By Published On: January 3, 2019Categories: NEWS
Regime's collapse is imminent

The Iranian regime in fear of collapse as a result of Iran Protests.

2019 marks the 40th anniversary of the Iranian revolution. The event brought the Islamic Republic into existence, however, four decades later, the mullahs’ tenure in power looks set to end.

Warring factions in the clerical regime have created instability and division in the ranks of the Iranian leadership. In the face of mounting domestic pressure from the Iranian opposition, including the People’s Mujahedin Organisation of Iran (MEK), this instability and fragmentation will lead to the collapse of the dictatorship.

Broken Alliances

The state-run media quoted Ahmad Alamolhoda, a high-ranking cleric with ties to the Supreme Leader Khamenei. The cleric accused elements in the regime of “laying the ground to implement a new sedition”.

“The enemy is setting up a plot to instigate sedition in 1398 through the use of personalities”, he said. He also urged the Iranian people to stand by the Iranian regime in these testing times.

“Various groups should not cause the people to give up their support for the system”, he said.

Loss of Religious Legitimacy

There are also concerns over the religious legitimacy of the regime. Ruhollah Khomeini, the grandson of the founder of the Islamic Republic, has raised concerns over the regime’s departure from its religious roots.

Seyed Hassan Khomeini lamented, “our religion is like a cartoon, and all the proportions have been mixed up”. “Everyone is looking [to use Islam] for business”, he added.

Reforming elements in the regime have also expressed their concerns over the regime’s future in power. Faezeh Rafsanjani, a former member of the Iranian parliament and the daughter of the late Akbar Hashemi Rafsanjani, said that the only reason the regime was still able to exist was through “intimidation” and suppression.

She added, “in my opinion, in substance, the collapse has already happened. It’s only the physical collapse that has not happened and I deem it very probable that it will happen”. “Wherever you look there is failure. Whatever you address is empty in terms of management and guidance”, she opined.

“Everything has been abandoned, and no one is thinking about a solution to the problems. And where there are efforts to solve problems, they only worsen the problems”, she said.

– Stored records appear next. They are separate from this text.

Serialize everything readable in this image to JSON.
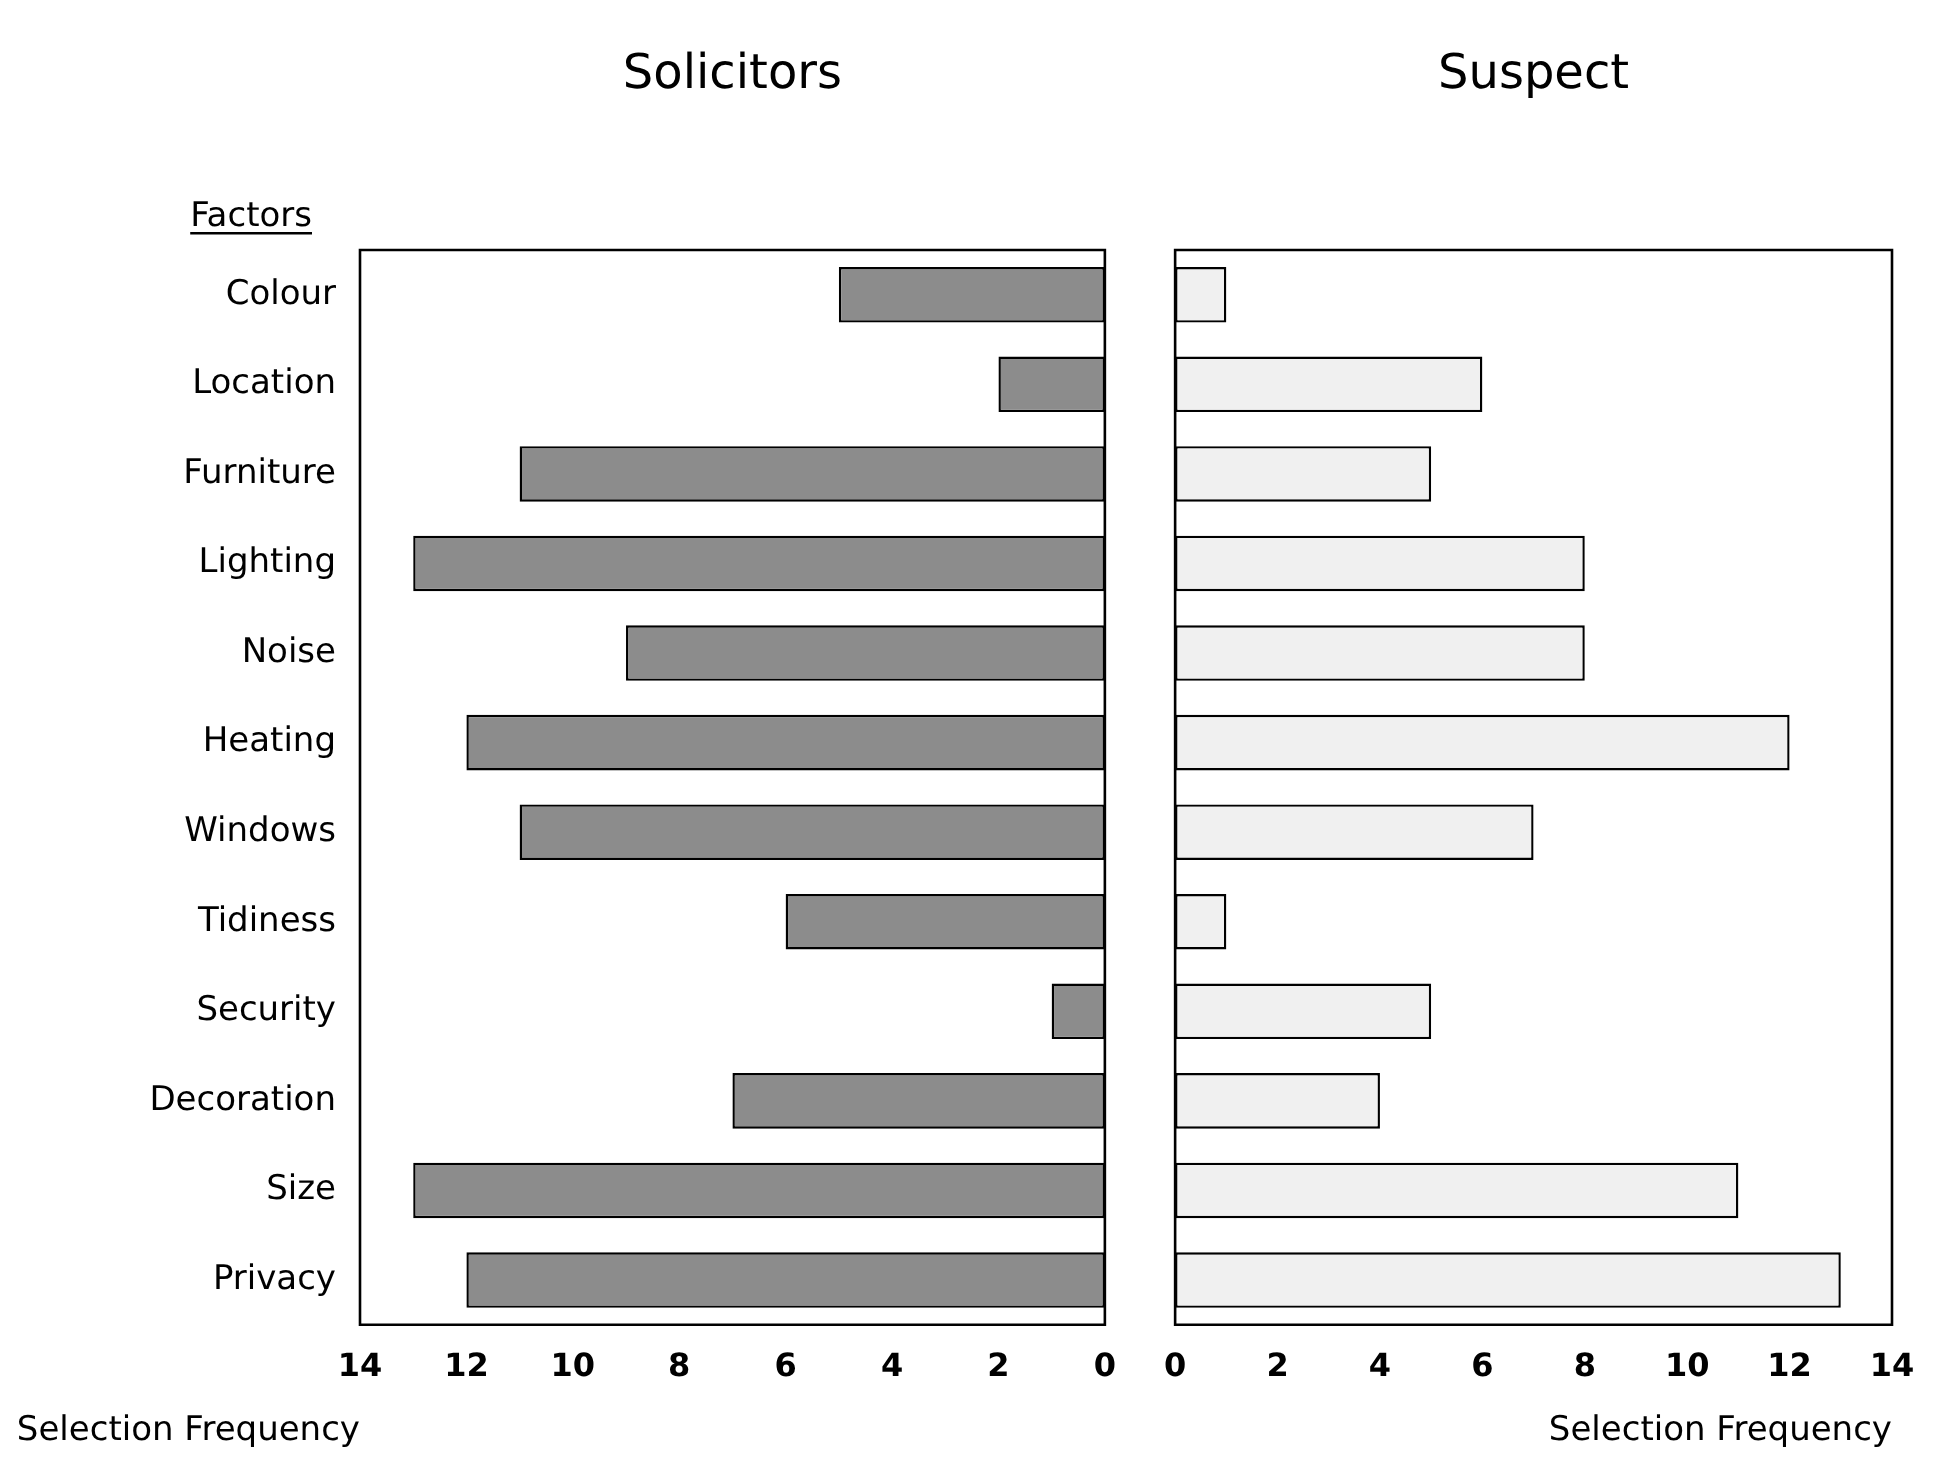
{
  "chart_data": [
    {
      "type": "bar",
      "orientation": "horizontal",
      "title": "Solicitors",
      "ylabel": "Factors",
      "xlabel": "Selection Frequency",
      "categories": [
        "Colour",
        "Location",
        "Furniture",
        "Lighting",
        "Noise",
        "Heating",
        "Windows",
        "Tidiness",
        "Security",
        "Decoration",
        "Size",
        "Privacy"
      ],
      "values": [
        5,
        2,
        11,
        13,
        9,
        12,
        11,
        6,
        1,
        7,
        13,
        12
      ],
      "color": "#8c8c8c",
      "xlim": [
        14,
        0
      ],
      "xticks": [
        14,
        12,
        10,
        8,
        6,
        4,
        2,
        0
      ],
      "grid": false,
      "legend": false
    },
    {
      "type": "bar",
      "orientation": "horizontal",
      "title": "Suspect",
      "xlabel": "Selection Frequency",
      "categories": [
        null,
        null,
        null,
        null,
        null,
        null,
        null,
        null,
        null,
        null,
        null,
        null
      ],
      "values": [
        1,
        6,
        5,
        8,
        8,
        12,
        7,
        1,
        5,
        4,
        11,
        13
      ],
      "color": "#f0f0f0",
      "xlim": [
        0,
        14
      ],
      "xticks": [
        0,
        2,
        4,
        6,
        8,
        10,
        12,
        14
      ],
      "grid": false,
      "legend": false,
      "tick_labels": "x"
    }
  ]
}
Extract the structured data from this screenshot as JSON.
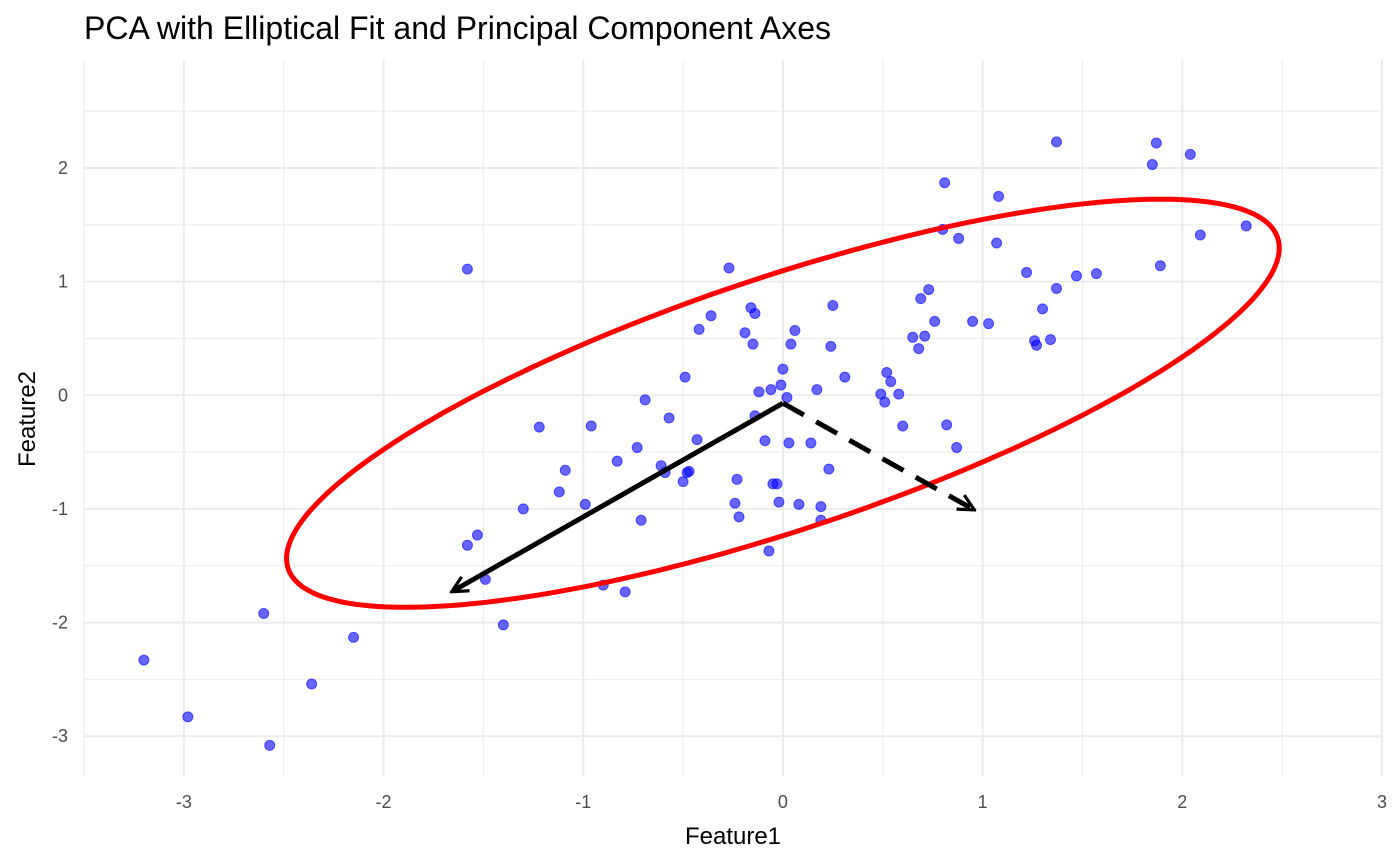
{
  "chart_data": {
    "type": "scatter",
    "title": "PCA with Elliptical Fit and Principal Component Axes",
    "xlabel": "Feature1",
    "ylabel": "Feature2",
    "xlim": [
      -3.5,
      3.0
    ],
    "ylim": [
      -3.35,
      2.95
    ],
    "x_ticks": [
      -3,
      -2,
      -1,
      0,
      1,
      2,
      3
    ],
    "x_tick_labels": [
      "-3",
      "-2",
      "-1",
      "0",
      "1",
      "2",
      "3"
    ],
    "y_ticks": [
      -3,
      -2,
      -1,
      0,
      1,
      2
    ],
    "y_tick_labels": [
      "-3",
      "-2",
      "-1",
      "0",
      "1",
      "2"
    ],
    "grid": true,
    "legend": "none",
    "colors": {
      "points": "#0000ff",
      "ellipse": "#ff0000",
      "axes": "#000000",
      "grid": "#ebebeb"
    },
    "points": [
      {
        "x": -3.2,
        "y": -2.33
      },
      {
        "x": -2.98,
        "y": -2.83
      },
      {
        "x": -2.6,
        "y": -1.92
      },
      {
        "x": -2.57,
        "y": -3.08
      },
      {
        "x": -2.36,
        "y": -2.54
      },
      {
        "x": -2.15,
        "y": -2.13
      },
      {
        "x": -1.58,
        "y": 1.11
      },
      {
        "x": -1.58,
        "y": -1.32
      },
      {
        "x": -1.53,
        "y": -1.23
      },
      {
        "x": -1.49,
        "y": -1.62
      },
      {
        "x": -1.4,
        "y": -2.02
      },
      {
        "x": -1.3,
        "y": -1.0
      },
      {
        "x": -1.22,
        "y": -0.28
      },
      {
        "x": -1.12,
        "y": -0.85
      },
      {
        "x": -1.09,
        "y": -0.66
      },
      {
        "x": -0.99,
        "y": -0.96
      },
      {
        "x": -0.96,
        "y": -0.27
      },
      {
        "x": -0.9,
        "y": -1.67
      },
      {
        "x": -0.83,
        "y": -0.58
      },
      {
        "x": -0.79,
        "y": -1.73
      },
      {
        "x": -0.73,
        "y": -0.46
      },
      {
        "x": -0.71,
        "y": -1.1
      },
      {
        "x": -0.69,
        "y": -0.04
      },
      {
        "x": -0.61,
        "y": -0.62
      },
      {
        "x": -0.59,
        "y": -0.68
      },
      {
        "x": -0.57,
        "y": -0.2
      },
      {
        "x": -0.5,
        "y": -0.76
      },
      {
        "x": -0.49,
        "y": 0.16
      },
      {
        "x": -0.48,
        "y": -0.68
      },
      {
        "x": -0.47,
        "y": -0.67
      },
      {
        "x": -0.43,
        "y": -0.39
      },
      {
        "x": -0.42,
        "y": 0.58
      },
      {
        "x": -0.36,
        "y": 0.7
      },
      {
        "x": -0.27,
        "y": 1.12
      },
      {
        "x": -0.24,
        "y": -0.95
      },
      {
        "x": -0.23,
        "y": -0.74
      },
      {
        "x": -0.22,
        "y": -1.07
      },
      {
        "x": -0.19,
        "y": 0.55
      },
      {
        "x": -0.16,
        "y": 0.77
      },
      {
        "x": -0.15,
        "y": 0.45
      },
      {
        "x": -0.14,
        "y": 0.72
      },
      {
        "x": -0.14,
        "y": -0.18
      },
      {
        "x": -0.12,
        "y": 0.03
      },
      {
        "x": -0.09,
        "y": -0.4
      },
      {
        "x": -0.07,
        "y": -1.37
      },
      {
        "x": -0.06,
        "y": 0.05
      },
      {
        "x": -0.05,
        "y": -0.78
      },
      {
        "x": -0.03,
        "y": -0.78
      },
      {
        "x": -0.02,
        "y": -0.94
      },
      {
        "x": -0.01,
        "y": 0.09
      },
      {
        "x": 0.0,
        "y": 0.23
      },
      {
        "x": 0.02,
        "y": -0.02
      },
      {
        "x": 0.03,
        "y": -0.42
      },
      {
        "x": 0.04,
        "y": 0.45
      },
      {
        "x": 0.06,
        "y": 0.57
      },
      {
        "x": 0.08,
        "y": -0.96
      },
      {
        "x": 0.14,
        "y": -0.42
      },
      {
        "x": 0.17,
        "y": 0.05
      },
      {
        "x": 0.19,
        "y": -0.98
      },
      {
        "x": 0.19,
        "y": -1.1
      },
      {
        "x": 0.23,
        "y": -0.65
      },
      {
        "x": 0.24,
        "y": 0.43
      },
      {
        "x": 0.25,
        "y": 0.79
      },
      {
        "x": 0.31,
        "y": 0.16
      },
      {
        "x": 0.49,
        "y": 0.01
      },
      {
        "x": 0.51,
        "y": -0.06
      },
      {
        "x": 0.52,
        "y": 0.2
      },
      {
        "x": 0.54,
        "y": 0.12
      },
      {
        "x": 0.58,
        "y": 0.01
      },
      {
        "x": 0.6,
        "y": -0.27
      },
      {
        "x": 0.65,
        "y": 0.51
      },
      {
        "x": 0.68,
        "y": 0.41
      },
      {
        "x": 0.69,
        "y": 0.85
      },
      {
        "x": 0.71,
        "y": 0.52
      },
      {
        "x": 0.73,
        "y": 0.93
      },
      {
        "x": 0.76,
        "y": 0.65
      },
      {
        "x": 0.8,
        "y": 1.46
      },
      {
        "x": 0.81,
        "y": 1.87
      },
      {
        "x": 0.82,
        "y": -0.26
      },
      {
        "x": 0.87,
        "y": -0.46
      },
      {
        "x": 0.88,
        "y": 1.38
      },
      {
        "x": 0.95,
        "y": 0.65
      },
      {
        "x": 1.03,
        "y": 0.63
      },
      {
        "x": 1.07,
        "y": 1.34
      },
      {
        "x": 1.08,
        "y": 1.75
      },
      {
        "x": 1.22,
        "y": 1.08
      },
      {
        "x": 1.26,
        "y": 0.48
      },
      {
        "x": 1.27,
        "y": 0.44
      },
      {
        "x": 1.3,
        "y": 0.76
      },
      {
        "x": 1.34,
        "y": 0.49
      },
      {
        "x": 1.37,
        "y": 2.23
      },
      {
        "x": 1.37,
        "y": 0.94
      },
      {
        "x": 1.47,
        "y": 1.05
      },
      {
        "x": 1.57,
        "y": 1.07
      },
      {
        "x": 1.85,
        "y": 2.03
      },
      {
        "x": 1.87,
        "y": 2.22
      },
      {
        "x": 1.89,
        "y": 1.14
      },
      {
        "x": 2.04,
        "y": 2.12
      },
      {
        "x": 2.09,
        "y": 1.41
      },
      {
        "x": 2.32,
        "y": 1.49
      }
    ],
    "ellipse": {
      "center": [
        0.0,
        -0.07
      ],
      "semi_axis_major": 2.9,
      "semi_axis_minor": 1.0,
      "major_direction": [
        0.836,
        0.548
      ],
      "minor_direction": [
        -0.548,
        0.836
      ]
    },
    "pc_axes": [
      {
        "from": [
          0.0,
          -0.07
        ],
        "to": [
          -1.65,
          -1.72
        ],
        "style": "solid"
      },
      {
        "from": [
          0.0,
          -0.07
        ],
        "to": [
          0.95,
          -1.0
        ],
        "style": "dashed"
      }
    ]
  }
}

“The economic and social problems are increasing day by day”, she added, “just to achieve your basic rights you have [to] pay a big price”. “Anger, despair, indifference and abandonment” are rife across the Iranian population.

“This is not a good sign”, she warned.

The Regime is Buckling Under the Weight of Corruption and Inefficiency

In 2018, Mohsen Rezaie, a former commander of the Islamic Revolutionary Guards Corps (IRGC) and current secretary of the Expediency Discernment Council, spoke about how corruption and inefficiency were causing extensive internal problems within the regime’s management.

He mused, “a government could have a powerful appearance, but be falling apart from the inside”.

The regime’s precarious position in power is reflected in the frequent protests that break out every day in Iran’s streets. People from all walks of life, from the urban middle-classes to the working class and rural agricultural hands, everyone is coming together to protest the mullahs’ rule.

The regime’s 40 years of corruption and mismanagement have harmed every sector of the Iranian public. The mullahs’ support base is evaporating by the day. 2019 will be a year of change in Iran.